Lehigh University, USA
Kai Landskron has completed his PhD at University of Munich (LMU), Germany in the field of solid state chemistry. After performing postdoctoral studies at University of Toronto, Canada in the field of mesoporous materials he joined the Department of Chemistry at Lehigh University (USA) as assistant professor in 2006. In 2012 he was promoted to Associate Professor. He has published more than 35 papers in reputed journals. His current research interests are focused on nanoporous materials with an emphasis on energy-related applications.
The discovery of new electrical effects is a major driving force in science and the manipulation of matter by the application of electric fields has impacted many technologies. The “Supercapacitive Swing Adsorption” effect is a new electrical effect in which carbon dioxide is reversibly adsorbed by capacitive charge and discharge of porous carbon materials in the presence of an aqueous sodium chloride electrolyte. The adsorption is selective for carbon dioxide over nitrogen. Due to this selectivity carbon dioxide can be separated from nitrogen.

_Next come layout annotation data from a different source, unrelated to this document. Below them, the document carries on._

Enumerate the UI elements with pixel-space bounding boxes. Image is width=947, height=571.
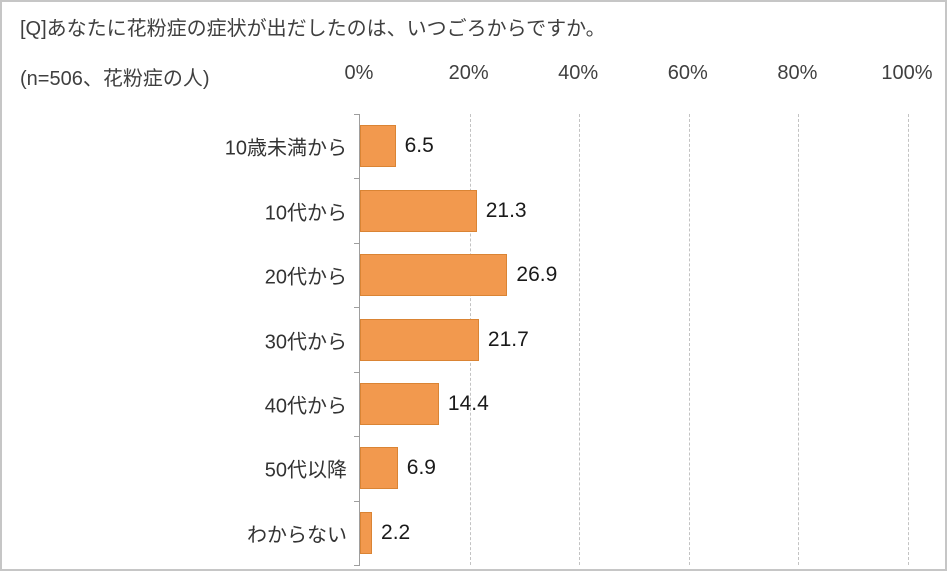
bar bbox=[360, 189, 477, 232]
bar bbox=[360, 254, 508, 297]
chart-title: [Q]あなたに花粉症の症状が出だしたのは、いつごろからですか。 bbox=[20, 18, 606, 40]
gridline bbox=[798, 114, 800, 565]
y-axis-tick bbox=[354, 307, 360, 308]
y-axis-tick bbox=[354, 178, 360, 179]
category-label: 30代から bbox=[264, 331, 347, 353]
x-tick-label: 40% bbox=[558, 62, 599, 84]
category-label: 20代から bbox=[264, 266, 347, 289]
x-tick-label: 100% bbox=[881, 62, 933, 84]
x-tick-label: 80% bbox=[777, 62, 818, 84]
value-label: 6.5 bbox=[404, 134, 434, 158]
x-axis-tick-labels: 0% 20% 40% 60% 80% 100% bbox=[345, 62, 933, 88]
sample-size-note: (n=506、花粉症の人) bbox=[20, 68, 210, 90]
category-labels: 10歳未満から 10代から 20代から 30代から 40代から 50代以降わからない bbox=[2, 114, 347, 565]
gridline bbox=[908, 114, 909, 565]
y-axis-tick bbox=[354, 114, 360, 115]
category-label: 40代から bbox=[264, 395, 347, 418]
bar bbox=[360, 382, 439, 425]
gridline bbox=[579, 114, 581, 565]
y-axis-tick bbox=[354, 372, 360, 373]
bar bbox=[360, 125, 396, 168]
x-tick-label: 0% bbox=[344, 62, 374, 84]
y-axis-tick bbox=[354, 501, 360, 502]
value-label: 14.4 bbox=[447, 391, 489, 415]
category-label: わからない bbox=[247, 524, 347, 547]
x-tick-label: 60% bbox=[667, 62, 708, 84]
value-label: 21.3 bbox=[485, 198, 527, 222]
y-axis-tick bbox=[354, 436, 360, 437]
value-label: 2.2 bbox=[381, 520, 411, 544]
bar bbox=[360, 511, 373, 554]
category-label: 50代以降 bbox=[264, 459, 347, 482]
value-label: 26.9 bbox=[516, 263, 558, 287]
value-label: 21.7 bbox=[487, 327, 529, 351]
y-axis-tick bbox=[354, 243, 360, 244]
gridline bbox=[688, 114, 690, 565]
bar bbox=[360, 447, 398, 490]
value-label: 6.9 bbox=[406, 456, 436, 480]
bar bbox=[360, 318, 479, 361]
plot-area: 6.5 21.3 26.9 21.7 14.4 6.9 2.2 bbox=[354, 114, 909, 566]
category-label: 10代から bbox=[264, 202, 347, 225]
category-label: 10歳未満から bbox=[224, 137, 347, 160]
y-axis-tick bbox=[354, 565, 360, 566]
x-tick-label: 20% bbox=[448, 62, 489, 84]
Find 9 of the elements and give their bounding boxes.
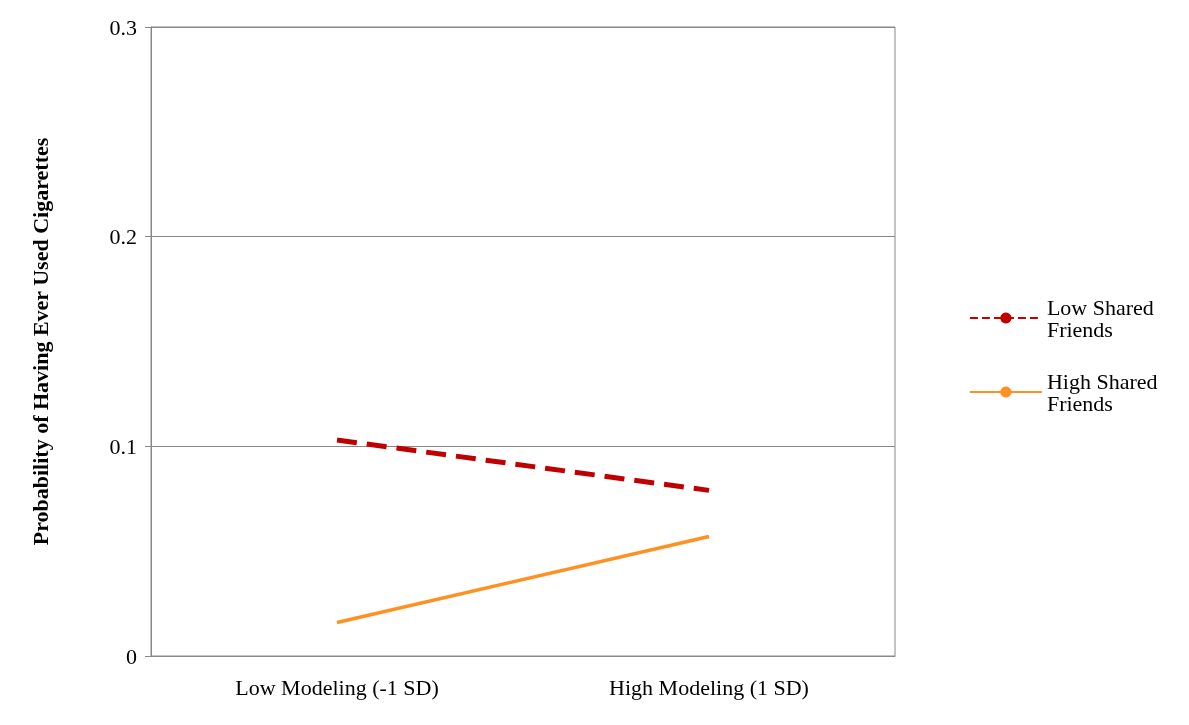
- legend-label: High Shared Friends: [1046, 368, 1163, 416]
- legend-label: Low Shared Friends: [1046, 294, 1160, 342]
- y-tick-label: 0.2: [109, 224, 137, 250]
- x-tick-label: High Modeling (1 SD): [609, 674, 809, 700]
- y-tick-label: 0.3: [109, 14, 137, 40]
- y-tick-label: 0: [126, 643, 137, 669]
- y-tick-label: 0.1: [109, 433, 137, 459]
- y-axis-title: Probability of Having Ever Used Cigarettes: [27, 137, 53, 546]
- x-tick-label: Low Modeling (-1 SD): [235, 674, 439, 700]
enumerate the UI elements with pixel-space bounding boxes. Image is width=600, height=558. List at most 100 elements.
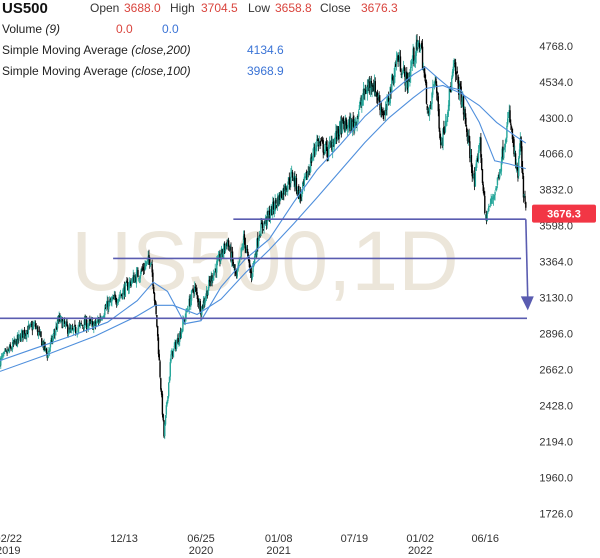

The size of the effect scales with the mass of the sorbent and the applied voltage. The magnitude of the effect remains nearly unchanged over multiple cycles. The effect is little dependent on the temperature and decreases less than directly proportionally with the partial pressure of carbon dioxide. The energy efficiency of the adsorption cycles increases with decreasing charge rates of the electrodes. Supercapacitive Swing Adsorption is a green approach to gas separation because only environmentally benign materials (porous carbons and aqueous sodium chloride solutions) are employed. Its ability to separate carbon dioxide from nitrogen may have implications for carbon capture applications for greenhouse gas reductions.